47 Plaintiffs claim that the “flaw” in the Court’s prior analysis dismissing this claim is that it “concluded that because [Plaintiffs] purportedly had knowledge of the email hacking as a result of the Citizen’s Complaint” on March 21, 2007, more than a year had passed to file their complaint, their claims were prescribed. However, they argue that the fact that Smith had knowledge of this does not have implications on the causes of action of these individual parties.48 Instead, Plaintiffs aver, the Court should focus on the day of injury or damage sustained, which is when Thundervision became defunct in 2011 and they ceased receiving income from Thundervision, because that is actually the basis upon which they have brought their Article 2315 claims.49 Under this theory, Plaintiffs acknowledge that “perhaps their [Article] 2315 claims were premature when they were initially filed [on September 29, 2009], which is again disputed, but they certainly are not premature now and they cannot have prescribed because the [Article] 2315 claim was filed in 2009.”50 Regarding their claim under the Computer Fraud and Abuse Act (“CFAA”), Plaintiffs note that such a cause of action is subject to a two-year statute of limitations that begins to run from the date of the discovery of the damage.
51 Plaintiffs argue:In initially granting Felton’s Motion to Dismiss based on prescription in connection with the Computer Fraud claim under 18 U.S.C. [§ ]1030, the Court accepted as true the proposition that [Thundervision] had knowledge of the hacking of the email by virtue of the Citizen’s Complaint filed on March 21, 2007. It dismissed [Plaintiffs]’ argument that the purpose of the Citizen Complaint was to obtain identification of
*634 who owned the IP addresses who hacked the email account.

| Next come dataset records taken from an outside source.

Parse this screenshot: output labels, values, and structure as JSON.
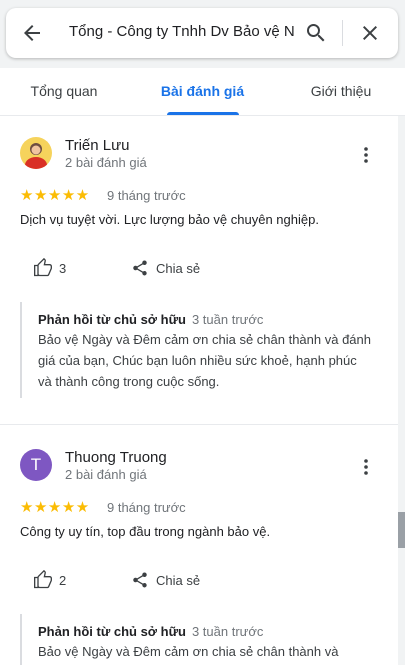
{
  "search": {
    "query": "Tổng - Công ty Tnhh Dv Bảo vệ N"
  },
  "tabs": [
    {
      "label": "Tổng quan"
    },
    {
      "label": "Bài đánh giá"
    },
    {
      "label": "Giới thiệu"
    }
  ],
  "reviews": [
    {
      "name": "Triến Lưu",
      "count": "2 bài đánh giá",
      "stars": "★★★★★",
      "time": "9 tháng trước",
      "text": "Dịch vụ tuyệt vời. Lực lượng bảo vệ chuyên nghiệp.",
      "likes": "3",
      "share": "Chia sẻ",
      "reply_title": "Phản hồi từ chủ sở hữu",
      "reply_time": "3 tuần trước",
      "reply_text": "Bảo vệ Ngày và Đêm cảm ơn chia sẻ chân thành và đánh giá của bạn, Chúc bạn luôn nhiều sức khoẻ, hạnh phúc và thành công trong cuộc sống."
    },
    {
      "name": "Thuong Truong",
      "initial": "T",
      "count": "2 bài đánh giá",
      "stars": "★★★★★",
      "time": "9 tháng trước",
      "text": "Công ty uy tín, top đầu trong ngành bảo vệ.",
      "likes": "2",
      "share": "Chia sẻ",
      "reply_title": "Phản hồi từ chủ sở hữu",
      "reply_time": "3 tuần trước",
      "reply_text": "Bảo vệ Ngày và Đêm cảm ơn chia sẻ chân thành và"
    }
  ],
  "colors": {
    "accent": "#1a73e8",
    "star": "#fbbc04",
    "avatar_purple": "#7e57c2"
  }
}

In other words, although Thundervision didn’t know that Felton had hacked the email account, as it only had generic IP addresses, the Court held that the knowledge that someone had hacked the account started the clock, even though Thundervision didn’t know who that someone was until October 2, 2007 when Smith met with the investigator.The problem with that reasoning is that it begins the running of prescription before [Plaintiffs] even [knew] who the perpetrator [was]. Smith had generic IP addresses, without names, which was the whole reason for the Citizen’s Complaint. Smith did not actually discover that DROR and Felton had committed the illegal acts until October 2, 2007, when a Department of Justice Agent met with Smith to discuss the investigatory findings. Thus, under the CFAA, Smith had until October 2, 2009 to file an action. As Smith’s action was filed within two years on September 29, 2009, his 18 U.S.C. 1030 claim was filed within the two year prescriptive period.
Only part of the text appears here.